At church there were moments that the sun peeked through the stained glass window, beautiful on a gray weekend. Last weekend we were at eighty and beside Lake Michigan, this weekend the temperature was forty. The weather moves like that here. The sun shone so brightly through the top amber panes, I almost needed to shield my eyes.
In a pew Bible I found a slip of paper. Psalm 23 was written in neatly in childlike form.
Sometimes, I don’t feel as though I deserve those words either.
Like when I hesitated to turn left on a blinking yellow and the SUV behind me laid on the horn. In horror, I watched my right middle finger fly off my hand squarely to the rearview mirror. And afterwards… I realize yes, I really did that with my kids in the backseat.

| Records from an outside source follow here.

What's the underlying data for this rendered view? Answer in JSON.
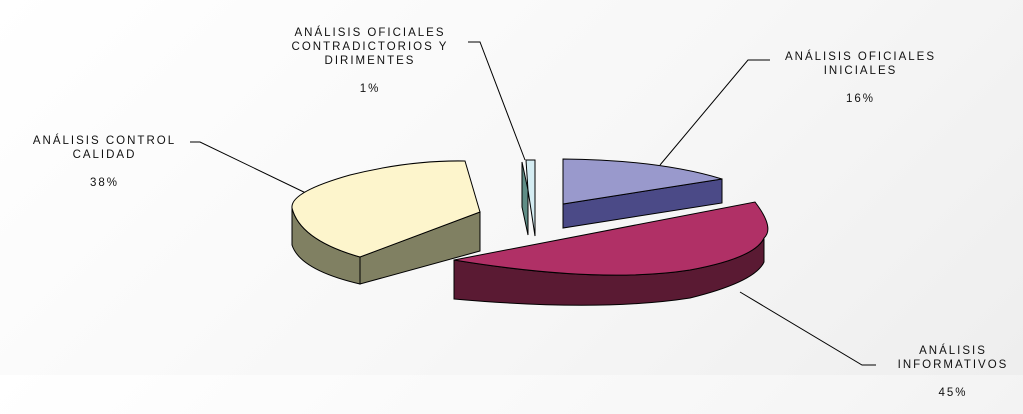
{
  "chart_data": {
    "type": "pie",
    "title": "",
    "legend": "none",
    "slices": [
      {
        "label": "ANÁLISIS OFICIALES\nINICIALES",
        "percent": "16%",
        "value": 16,
        "top_color": "#9999cc",
        "side_color": "#4b4a87"
      },
      {
        "label": "ANÁLISIS\nINFORMATIVOS",
        "percent": "45%",
        "value": 45,
        "top_color": "#b03066",
        "side_color": "#5a1a33"
      },
      {
        "label": "ANÁLISIS CONTROL\nCALIDAD",
        "percent": "38%",
        "value": 38,
        "top_color": "#fdf5cc",
        "side_color": "#808062"
      },
      {
        "label": "ANÁLISIS OFICIALES\nCONTRADICTORIOS Y\nDIRIMENTES",
        "percent": "1%",
        "value": 1,
        "top_color": "#d4ecf2",
        "side_color": "#5f8d86"
      }
    ]
  }
}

Or the tantrum on Sunday afternoon about the burnt rice that resulted in an apology to all three of the other people in my family.
Only I do deserve Him.
So does Thermyna.
God’s brilliance is like the sun shining through that amber glass. It burns warm, simply because he loves us. He knows we are never going to be so bright on our own.

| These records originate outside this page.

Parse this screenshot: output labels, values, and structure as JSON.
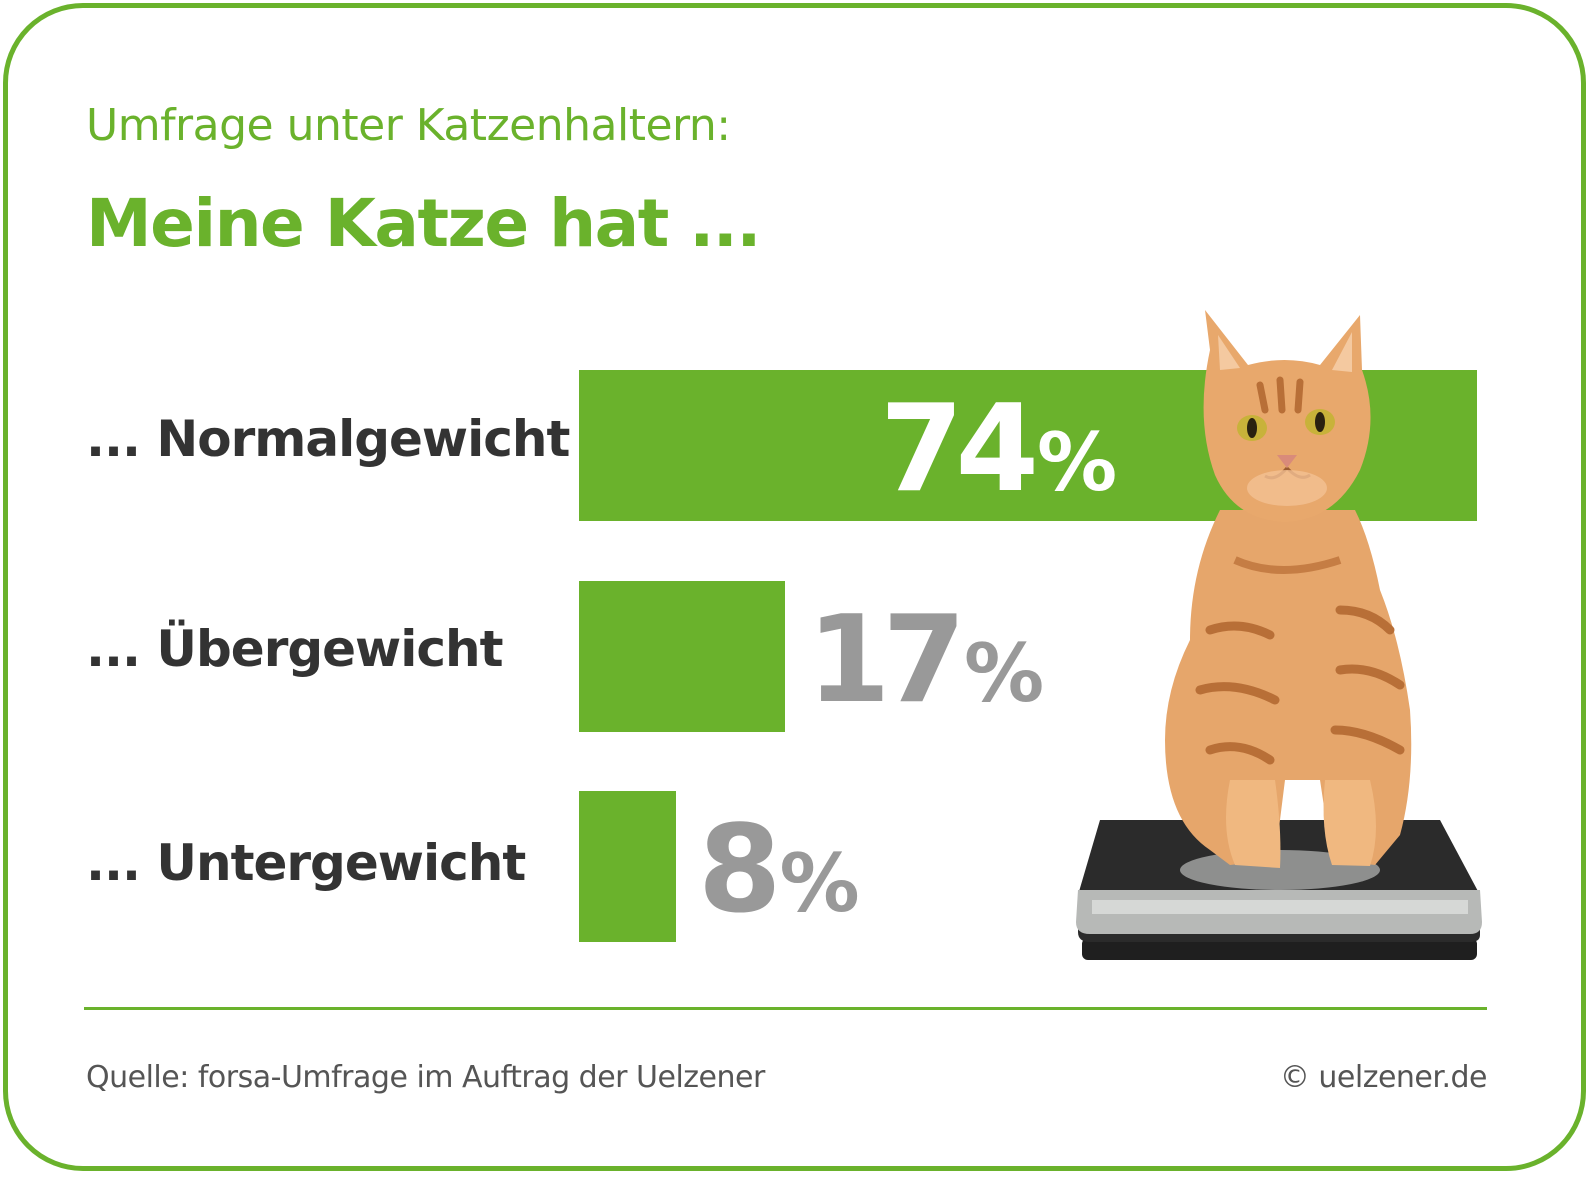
{
  "header": {
    "subtitle": "Umfrage unter Katzenhaltern:",
    "title": "Meine Katze hat ..."
  },
  "chart_data": {
    "type": "bar",
    "orientation": "horizontal",
    "title": "Meine Katze hat ...",
    "subtitle": "Umfrage unter Katzenhaltern:",
    "categories": [
      "... Normalgewicht",
      "... Übergewicht",
      "... Untergewicht"
    ],
    "values": [
      74,
      17,
      8
    ],
    "value_labels": [
      {
        "number": "74",
        "unit": "%"
      },
      {
        "number": "17",
        "unit": "%"
      },
      {
        "number": "8",
        "unit": "%"
      }
    ],
    "xlim": [
      0,
      74
    ],
    "grid": false,
    "colors": {
      "bar": "#6ab22c",
      "label_inside": "#ffffff",
      "label_outside": "#999999",
      "category_text": "#333333",
      "border": "#6ab22c"
    }
  },
  "illustration": {
    "icon": "cat-on-scale-icon"
  },
  "footer": {
    "source": "Quelle: forsa-Umfrage im Auftrag der Uelzener",
    "copyright": "© uelzener.de"
  }
}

I am in the hallway at my job. A friend stops even though she is pushing a baby stroller, and she puts her hand on my shoulder. ‘I’m praying for you today.’ I want to say, oh, everything is fine. In reality, that day it is not. She knew somehow. Her voice was the warm love I needed for the hours.
We all need that burning warm. Love. Forgiveness. We are messy, messy people.

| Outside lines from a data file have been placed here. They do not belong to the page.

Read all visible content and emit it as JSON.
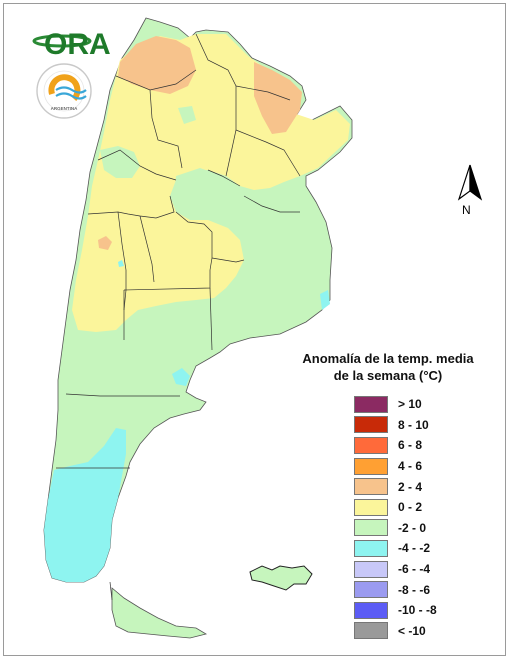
{
  "logo": {
    "brand_text": "ORA",
    "seal_inner_text": "SERVICIO METEOROLÓGICO NACIONAL",
    "seal_country_text": "ARGENTINA"
  },
  "north_arrow": {
    "label": "N",
    "icon": "north-arrow-icon"
  },
  "legend": {
    "title_line1": "Anomalía de la temp. media",
    "title_line2": "de la semana (°C)",
    "classes": [
      {
        "label": "> 10",
        "color": "#8b2a62"
      },
      {
        "label": "8 - 10",
        "color": "#c82a08"
      },
      {
        "label": "6 - 8",
        "color": "#ff6a3a"
      },
      {
        "label": "4 - 6",
        "color": "#ffa033"
      },
      {
        "label": "2 - 4",
        "color": "#f7c38c"
      },
      {
        "label": "0 - 2",
        "color": "#fbf59b"
      },
      {
        "label": "-2 - 0",
        "color": "#c6f5bd"
      },
      {
        "label": "-4 - -2",
        "color": "#8ef4f0"
      },
      {
        "label": "-6 - -4",
        "color": "#c8c8f8"
      },
      {
        "label": "-8 - -6",
        "color": "#9b9bf0"
      },
      {
        "label": "-10 - -8",
        "color": "#5c5cf5"
      },
      {
        "label": "< -10",
        "color": "#9a9a9a"
      }
    ]
  }
}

This week I will think of the amber colored stained glass,
burning warm in sunlight,
and also I will pray to remember to be that burning warm to others.
like Thermyna, a child… longing for the comfort of Psalm 23.
There a million and a hundred thousand trillion of her in this world, in need for the hours.
When have you felt that burning warm of God’s love? Who can you offer hope for the hours?